Three point charges Q1, Q2 and Q3 are arranged as shown in the figure. The work that needs to be done by an external agent to separate the charges to a large distance from each other very slowly will be

Answer 1

4.65 x 10^{-3} J

Answer 2

To find the work done by an external agent to separate the charges to a large distance, we need to calculate the negative of the total electrostatic potential energy of the initial configuration of the charges. The final potential energy, when charges are at infinite separation, is zero.

The electrostatic potential energy of a system of point charges is the sum of the potential energies of all unique pairs of charges. The potential energy between two point charges $q_i$ and $q_j$ separated by a distance $r_{ij}$ is given by: $U_{ij} = k \frac{q_i q_j}{r_{ij}}$ where $k = 9 \times 10^9 \text{ N m}^2/\text{C}^2$.

From the figure, we have the following charges and distances: $Q_1 = +1.0 \mu\text{C} = +1.0 \times 10^{-6} \text{ C}$ $Q_2 = -1.0 \mu\text{C} = -1.0 \times 10^{-6} \text{ C}$ $Q_3 = -2.0 \mu\text{C} = -2.0 \times 10^{-6} \text{ C}$

The distances between the charges are: $r_{12} = 4 \text{ m}$ (between $Q_1$ and $Q_2$) $r_{13} = 3 \text{ m}$ (between $Q_1$ and $Q_3$) $r_{23} = 5 \text{ m}$ (between $Q_2$ and $Q_3$)

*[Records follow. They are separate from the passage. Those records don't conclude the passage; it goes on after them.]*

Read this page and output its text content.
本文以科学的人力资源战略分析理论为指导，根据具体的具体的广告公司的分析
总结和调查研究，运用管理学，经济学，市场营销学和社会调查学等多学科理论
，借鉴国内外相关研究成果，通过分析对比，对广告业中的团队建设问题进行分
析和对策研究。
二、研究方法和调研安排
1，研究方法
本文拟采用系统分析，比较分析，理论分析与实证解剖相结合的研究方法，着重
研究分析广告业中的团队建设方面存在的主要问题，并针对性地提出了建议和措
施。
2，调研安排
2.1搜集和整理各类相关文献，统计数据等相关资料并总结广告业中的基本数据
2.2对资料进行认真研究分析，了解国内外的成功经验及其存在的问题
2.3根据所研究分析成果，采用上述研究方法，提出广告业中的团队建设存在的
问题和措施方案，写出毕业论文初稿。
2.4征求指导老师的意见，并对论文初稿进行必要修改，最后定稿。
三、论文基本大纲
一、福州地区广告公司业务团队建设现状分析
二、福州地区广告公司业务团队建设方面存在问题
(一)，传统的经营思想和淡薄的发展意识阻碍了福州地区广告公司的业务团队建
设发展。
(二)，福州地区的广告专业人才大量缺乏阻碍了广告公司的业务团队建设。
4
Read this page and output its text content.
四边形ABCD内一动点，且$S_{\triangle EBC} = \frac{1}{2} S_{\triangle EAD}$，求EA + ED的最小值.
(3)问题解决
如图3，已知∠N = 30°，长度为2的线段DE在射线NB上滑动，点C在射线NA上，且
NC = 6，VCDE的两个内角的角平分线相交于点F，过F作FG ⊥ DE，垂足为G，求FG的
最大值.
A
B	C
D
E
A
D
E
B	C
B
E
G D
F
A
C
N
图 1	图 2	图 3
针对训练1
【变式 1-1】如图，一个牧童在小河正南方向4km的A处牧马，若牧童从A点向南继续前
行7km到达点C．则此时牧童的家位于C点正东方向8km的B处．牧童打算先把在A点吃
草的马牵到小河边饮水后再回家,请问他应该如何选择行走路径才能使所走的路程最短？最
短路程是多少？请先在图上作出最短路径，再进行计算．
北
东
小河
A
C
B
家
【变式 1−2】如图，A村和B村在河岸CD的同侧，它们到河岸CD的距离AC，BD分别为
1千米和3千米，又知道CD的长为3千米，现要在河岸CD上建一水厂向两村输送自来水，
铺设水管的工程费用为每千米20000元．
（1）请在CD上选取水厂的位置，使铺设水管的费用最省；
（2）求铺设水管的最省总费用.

Now, we calculate the potential energy for each pair:

1. Potential energy between $Q_1$ and $Q_2$ ($U_{12}$): $U_{12} = k \frac{Q_1 Q_2}{r_{12}}$ $U_{12} = (9 \times 10^9 \text{ N m}^2/\text{C}^2) \frac{(+1.0 \times 10^{-6} \text{ C})(-1.0 \times 10^{-6} \text{ C})}{4 \text{ m}}$ $U_{12} = (9 \times 10^9) \frac{-1.0 \times 10^{-12}}{4} \text{ J}$ $U_{12} = - \frac{9}{4} \times 10^{-3} \text{ J}$ $U_{12} = -2.25 \times 10^{-3} \text{ J}$

2. Potential energy between $Q_1$ and $Q_3$ ($U_{13}$): $U_{13} = k \frac{Q_1 Q_3}{r_{13}}$ $U_{13} = (9 \times 10^9 \text{ N m}^2/\text{C}^2) \frac{(+1.0 \times 10^{-6} \text{ C})(-2.0 \times 10^{-6} \text{ C})}{3 \text{ m}}$ $U_{13} = (9 \times 10^9) \frac{-2.0 \times 10^{-12}}{3} \text{ J}$ $U_{13} = - \frac{18}{3} \times 10^{-3} \text{ J}$ $U_{13} = -6.0 \times 10^{-3} \text{ J}$

3. Potential energy between $Q_2$ and $Q_3$ ($U_{23}$): $U_{23} = k \frac{Q_2 Q_3}{r_{23}}$ $U_{23} = (9 \times 10^9 \text{ N m}^2/\text{C}^2) \frac{(-1.0 \times 10^{-6} \text{ C})(-2.0 \times 10^{-6} \text{ C})}{5 \text{ m}}$ $U_{23} = (9 \times 10^9) \frac{+2.0 \times 10^{-12}}{5} \text{ J}$ $U_{23} = + \frac{18}{5} \times 10^{-3} \text{ J}$ $U_{23} = +3.6 \times 10^{-3} \text{ J}$

The total electrostatic potential energy of the system ($U_{\text{total}}$) is the sum of these pairwise energies: $U_{\text{total}} = U_{12} + U_{13} + U_{23}$ $U_{\text{total}} = (-2.25 \times 10^{-3} \text{ J}) + (-6.0 \times 10^{-3} \text{ J}) + (+3.6 \times 10^{-3} \text{ J})$ $U_{\text{total}} = (-2.25 - 6.0 + 3.6) \times 10^{-3} \text{ J}$ $U_{\text{total}} = (-8.25 + 3.6) \times 10^{-3} \text{ J}$ $U_{\text{total}} = -4.65 \times 10^{-3} \text{ J}$

The work done by an external agent ($W_{\text{ext}}$) to separate the charges to a large distance (where the final potential energy is zero) very slowly is equal to the negative of the initial potential energy of the system: $W_{\text{ext}} = -U_{\text{total}}$ $W_{\text{ext}} = -(-4.65 \times 10^{-3} \text{ J})$ $W_{\text{ext}} = +4.65 \times 10^{-3} \text{ J}$

This can also be expressed as $4.65 \text{ mJ}$.